Una traduttrice dal passato

Ti regalo un elefante - Maria Elena Walsh

Vi voglio raccontare una cosa davvero incredibile e molto bella che è successa ieri, a dimostrazione che il caso quando vuole ci mette lo zampino e che il detto “com’è piccolo il mondo” ha sempre un fondo di verità.

Ieri, dopo l’aumento di fan delle ultime settimane sulla pagina Facebook del blog, ho pensato di condividere nuovamente il link alla pagina “Chi sono” del blog per presentarmi un po’ anche ai nuovi arrivati. In questa breve descrizione, tra le altre cose, elenco i tre libri più importanti della mia infanzia, i tre libri che, in qualche modo, mi hanno fatto diventare il lettore che sono oggi. Tra questi c’è Ti regalo un elefante di Maria Elena Walsh, un romanzo edito da Salani che ho comprato alle scuole elementari durante una festa di fine anno scolastico; l’anno preciso non lo ricordo, ma di sicuro parliamo dei primi anni ’90, più di venti anni fa quindi (cosa che, per inciso, mi fa sentire tremendamente vecchio…).
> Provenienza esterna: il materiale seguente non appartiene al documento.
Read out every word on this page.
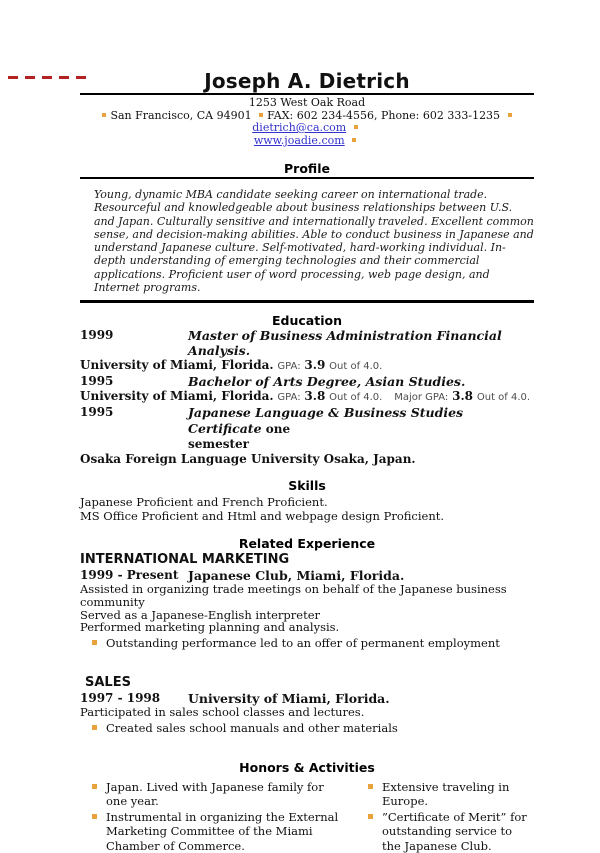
Joseph A. Dietrich
1253 West Oak Road
San Francisco, CA 94901 FAX: 602 234-4556, Phone: 602 333-1235 dietrich@ca.com
www.joadie.com
Profile

Young, dynamic MBA candidate seeking career on international trade. Resourceful and knowledgeable about business relationships between U.S. and Japan. Culturally sensitive and internationally traveled. Excellent common sense, and decision-making abilities. Able to conduct business in Japanese and understand Japanese culture. Self-motivated, hard-working individual. In-depth understanding of emerging technologies and their commercial applications. Proficient user of word processing, web page design, and Internet programs.

Education
1999	Master of Business Administration Financial Analysis.
University of Miami, Florida. GPA: 3.9 Out of 4.0.
1995	Bachelor of Arts Degree, Asian Studies.
University of Miami, Florida. GPA: 3.8 Out of 4.0. Major GPA: 3.8 Out of 4.0.
1995	Japanese Language & Business Studies Certificate one
semester
Osaka Foreign Language University Osaka, Japan.
Skills
Japanese Proficient and French Proficient.
MS Office Proficient and Html and webpage design Proficient.
Related Experience
INTERNATIONAL MARKETING
1999 - Present Japanese Club, Miami, Florida.
Assisted in organizing trade meetings on behalf of the Japanese business community
Served as a Japanese-English interpreter
Performed marketing planning and analysis.
Outstanding performance led to an offer of permanent employment
SALES
1997 - 1998	University of Miami, Florida.
Participated in sales school classes and lectures.
Created sales school manuals and other materials
Honors & Activities
Japan. Lived with Japanese family for one year.
Instrumental in organizing the External Marketing Committee of the Miami Chamber of Commerce.
Extensive traveling in Europe.
”Certificate of Merit” for outstanding service to the Japanese Club.
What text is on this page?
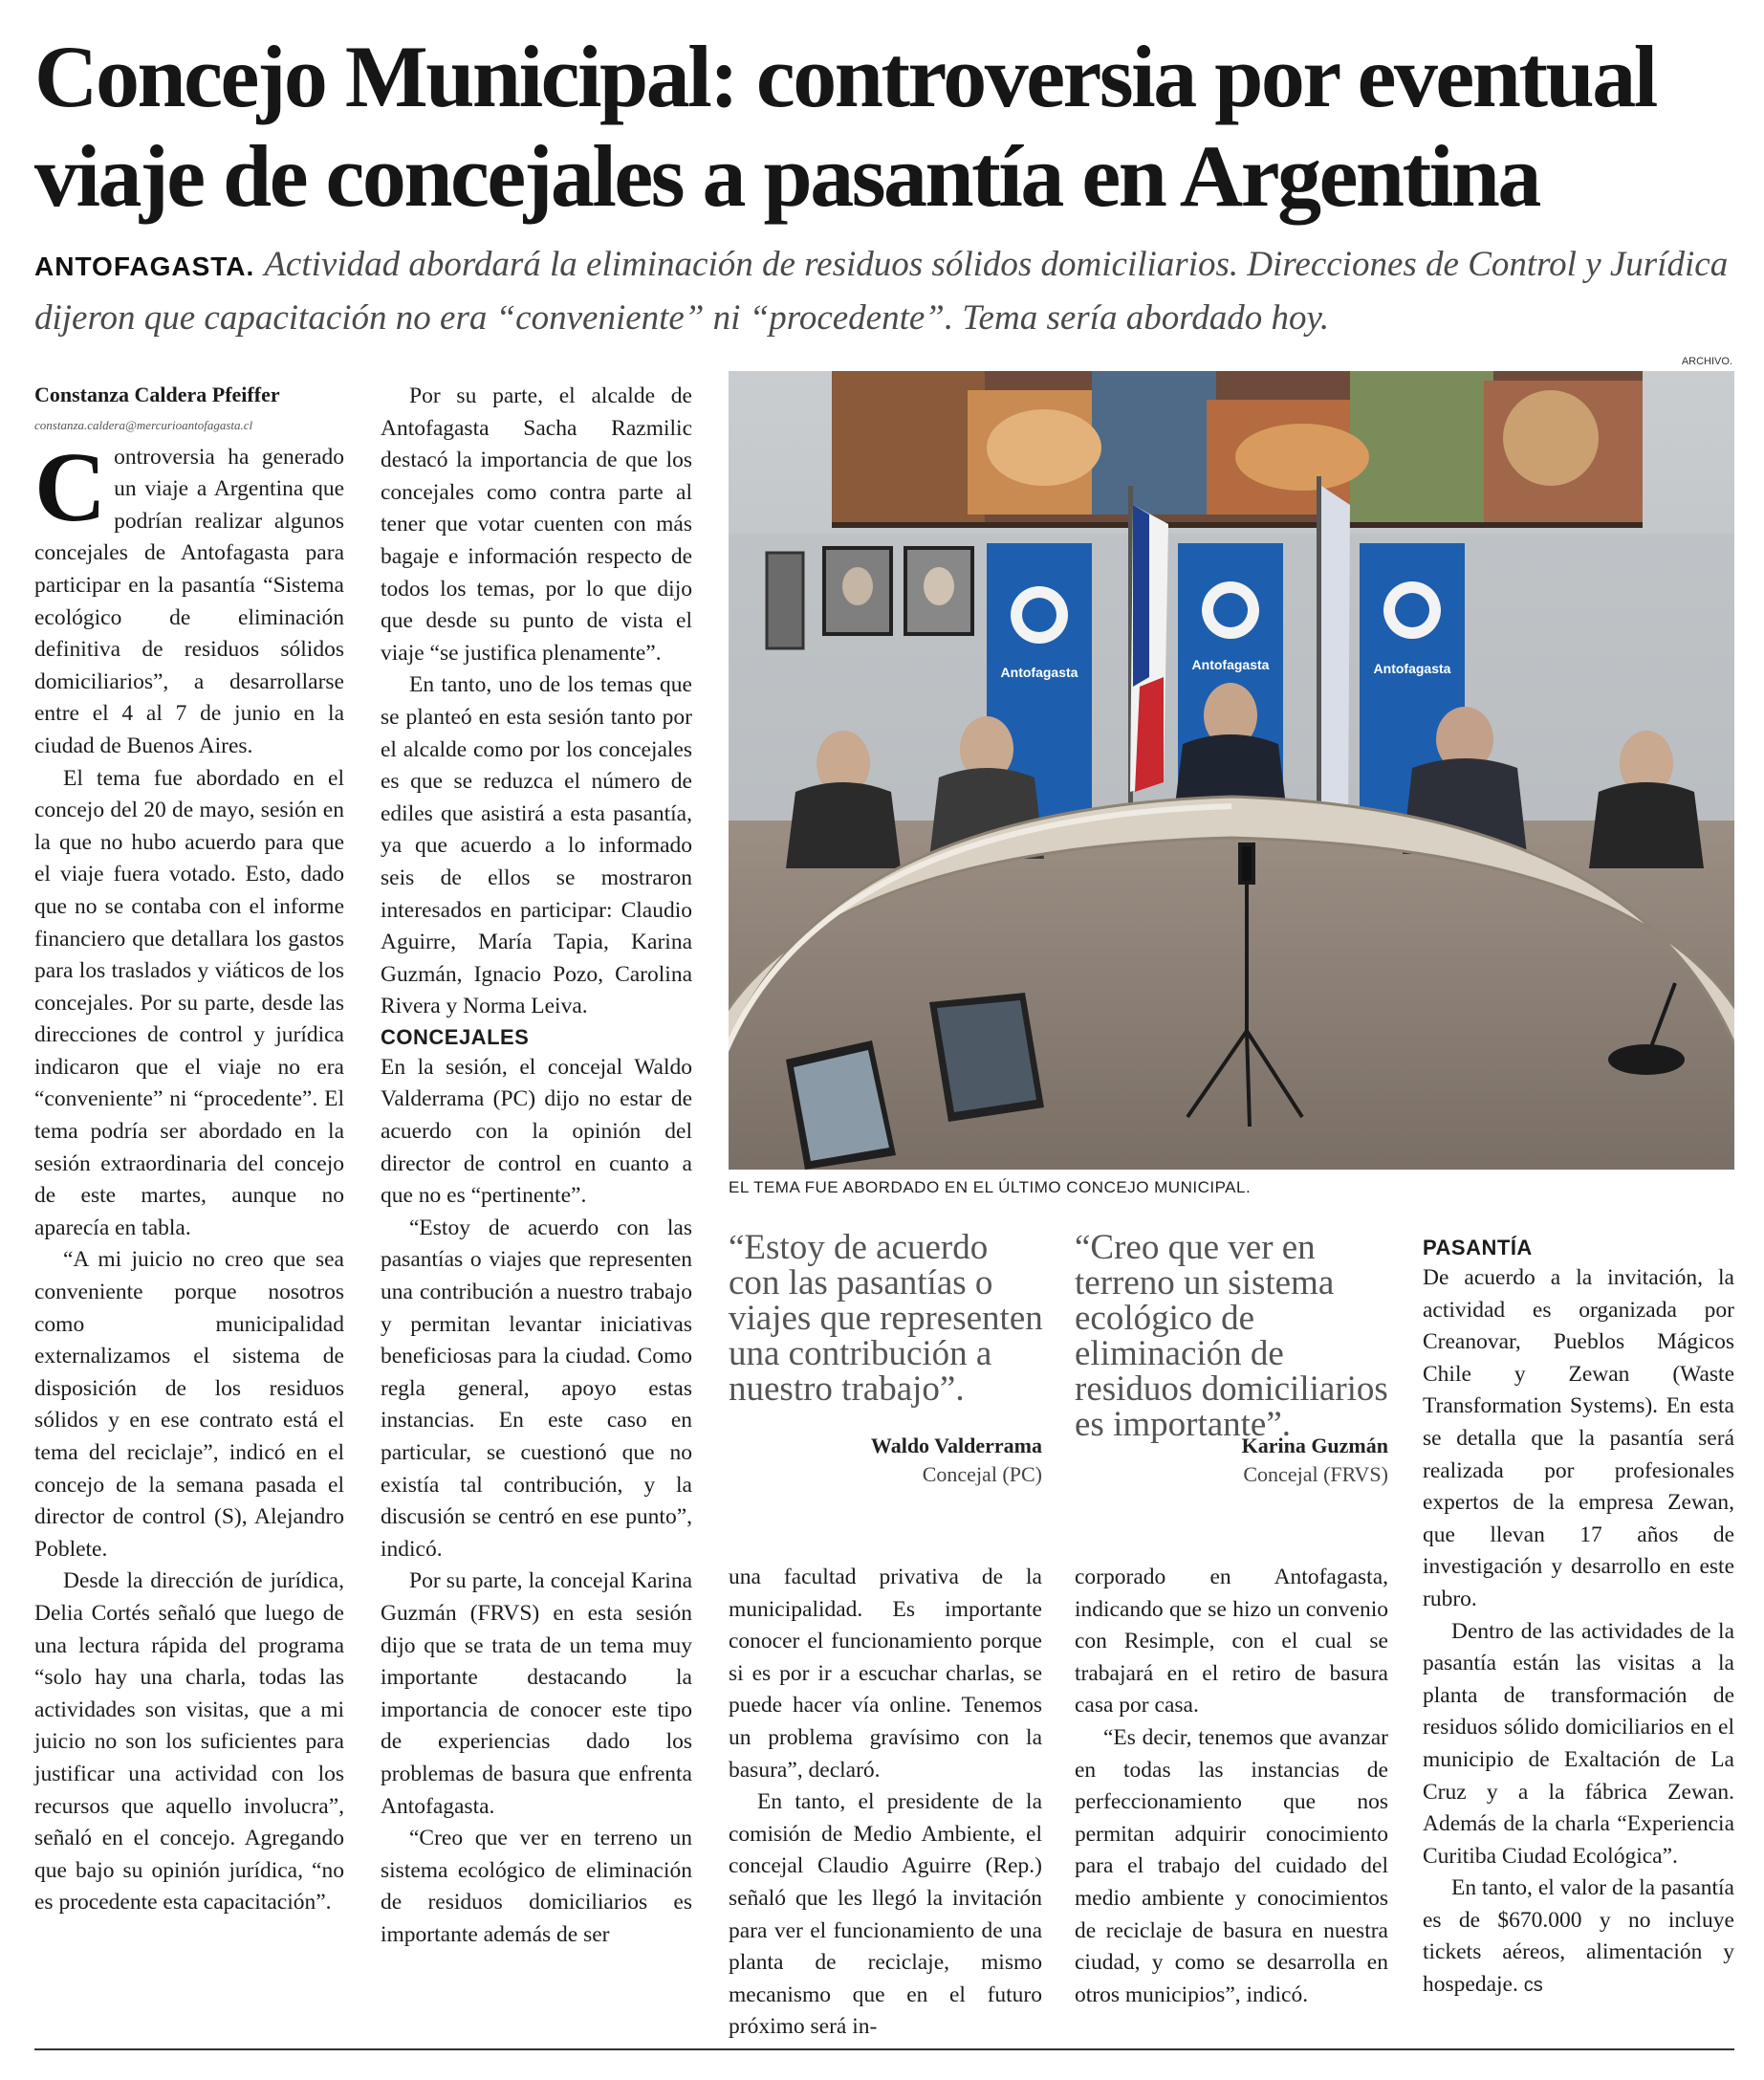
Concejo Municipal: controversia por eventual viaje de concejales a pasantía en Argentina
ANTOFAGASTA. Actividad abordará la eliminación de residuos sólidos domiciliarios. Direcciones de Control y Jurídica dijeron que capacitación no era “conveniente” ni “procedente”. Tema sería abordado hoy.

Constanza Caldera Pfeiffer

constanza.caldera@mercurioantofagasta.cl

Controversia ha generado un viaje a Argentina que podrían realizar algunos concejales de Antofagasta para participar en la pasantía “Sistema ecológico de eliminación definitiva de residuos sólidos domiciliarios”, a desarrollarse entre el 4 al 7 de junio en la ciudad de Buenos Aires.

El tema fue abordado en el concejo del 20 de mayo, sesión en la que no hubo acuerdo para que el viaje fuera votado. Esto, dado que no se contaba con el informe financiero que detallara los gastos para los traslados y viáticos de los concejales. Por su parte, desde las direcciones de control y jurídica indicaron que el viaje no era “conveniente” ni “procedente”. El tema podría ser abordado en la sesión extraordinaria del concejo de este martes, aunque no aparecía en tabla.

“A mi juicio no creo que sea conveniente porque nosotros como municipalidad externalizamos el sistema de disposición de los residuos sólidos y en ese contrato está el tema del reciclaje”, indicó en el concejo de la semana pasada el director de control (S), Alejandro Poblete.

Desde la dirección de jurídica, Delia Cortés señaló que luego de una lectura rápida del programa “solo hay una charla, todas las actividades son visitas, que a mi juicio no son los suficientes para justificar una actividad con los recursos que aquello involucra”, señaló en el concejo. Agregando que bajo su opinión jurídica, “no es procedente esta capacitación”.

Por su parte, el alcalde de Antofagasta Sacha Razmilic destacó la importancia de que los concejales como contra parte al tener que votar cuenten con más bagaje e información respecto de todos los temas, por lo que dijo que desde su punto de vista el viaje “se justifica plenamente”.

En tanto, uno de los temas que se planteó en esta sesión tanto por el alcalde como por los concejales es que se reduzca el número de ediles que asistirá a esta pasantía, ya que acuerdo a lo informado seis de ellos se mostraron interesados en participar: Claudio Aguirre, María Tapia, Karina Guzmán, Ignacio Pozo, Carolina Rivera y Norma Leiva.

CONCEJALES

En la sesión, el concejal Waldo Valderrama (PC) dijo no estar de acuerdo con la opinión del director de control en cuanto a que no es “pertinente”.

“Estoy de acuerdo con las pasantías o viajes que representen una contribución a nuestro trabajo y permitan levantar iniciativas beneficiosas para la ciudad. Como regla general, apoyo estas instancias. En este caso en particular, se cuestionó que no existía tal contribución, y la discusión se centró en ese punto”, indicó.

Por su parte, la concejal Karina Guzmán (FRVS) en esta sesión dijo que se trata de un tema muy importante destacando la importancia de conocer este tipo de experiencias dado los problemas de basura que enfrenta Antofagasta.

“Creo que ver en terreno un sistema ecológico de eliminación de residuos domiciliarios es importante además de ser

ARCHIVO.
Antofagasta	Antofagasta	Antofagasta
EL TEMA FUE ABORDADO EN EL ÚLTIMO CONCEJO MUNICIPAL.
“Estoy de acuerdo con las pasantías o viajes que representen una contribución a nuestro trabajo”.
Waldo Valderrama
Concejal (PC)
“Creo que ver en terreno un sistema ecológico de eliminación de residuos domiciliarios es importante”.
Karina Guzmán
Concejal (FRVS)

una facultad privativa de la municipalidad. Es importante conocer el funcionamiento porque si es por ir a escuchar charlas, se puede hacer vía online. Tenemos un problema gravísimo con la basura”, declaró.

En tanto, el presidente de la comisión de Medio Ambiente, el concejal Claudio Aguirre (Rep.) señaló que les llegó la invitación para ver el funcionamiento de una planta de reciclaje, mismo mecanismo que en el futuro próximo será in-

corporado en Antofagasta, indicando que se hizo un convenio con Resimple, con el cual se trabajará en el retiro de basura casa por casa.

“Es decir, tenemos que avanzar en todas las instancias de perfeccionamiento que nos permitan adquirir conocimiento para el trabajo del cuidado del medio ambiente y conocimientos de reciclaje de basura en nuestra ciudad, y como se desarrolla en otros municipios”, indicó.

PASANTÍA

De acuerdo a la invitación, la actividad es organizada por Creanovar, Pueblos Mágicos Chile y Zewan (Waste Transformation Systems). En esta se detalla que la pasantía será realizada por profesionales expertos de la empresa Zewan, que llevan 17 años de investigación y desarrollo en este rubro.

Dentro de las actividades de la pasantía están las visitas a la planta de transformación de residuos sólido domiciliarios en el municipio de Exaltación de La Cruz y a la fábrica Zewan. Además de la charla “Experiencia Curitiba Ciudad Ecológica”.

En tanto, el valor de la pasantía es de $670.000 y no incluye tickets aéreos, alimentación y hospedaje. cs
Tra i commenti lasciati in bacheca ecco che appare quello di Angela Ragusa che, con mia incredibile sorpresa, mi scrive: “ma che bello Ti regalo un elefante! fu uno dei primi libri che tradussi (un’era geologica fa) e mi divertii moltissimo a trasportare in italiano l’umorismo della Walsh! mi fa piacere che abbia contribuito a farti amare la lettura

Ti regalo un elefante - traduttrice Angela Ragusa

Ti regalo un elefante, Maria Elena Walsh edito Salani. Titolo originale e traduttrice Angela Ragusa

Voi non potete neanche immaginare le sensazioni che ho provato: a distanza di vent’anni abbondanti sono qui con il mio piccolo blog, con la mia piccola pagina Facebook e scopro che la traduttrice del libro che ha dato il via a tutto questo mi segue. Magari fa più effetto a me di quanto non farebbe ad altri, ma questa scoperta mi ha davvero colpito. Incontrare, seppur virtualmente, una persona che ha lavorato a un libro per me così importante è un’emozione. Dopo tutto questo tempo, chi ha permesso, con il suo lavoro e la sua professionalità, al mio romanzo di infanzia preferito di arrivare fino a me dall’Argentina, si trova ad appena una tastiera di distanza.

Non ho resistito all’idea di condividere con voi questo momento e approfitto dell’occasione per ringraziare Angela per il suo lavoro perché se oggi sono diventato il lettore che sono e se questo blog esiste è anche grazie a lei. Se poi sia un merito o una colpa… beh questo lo lascio decidere a voi.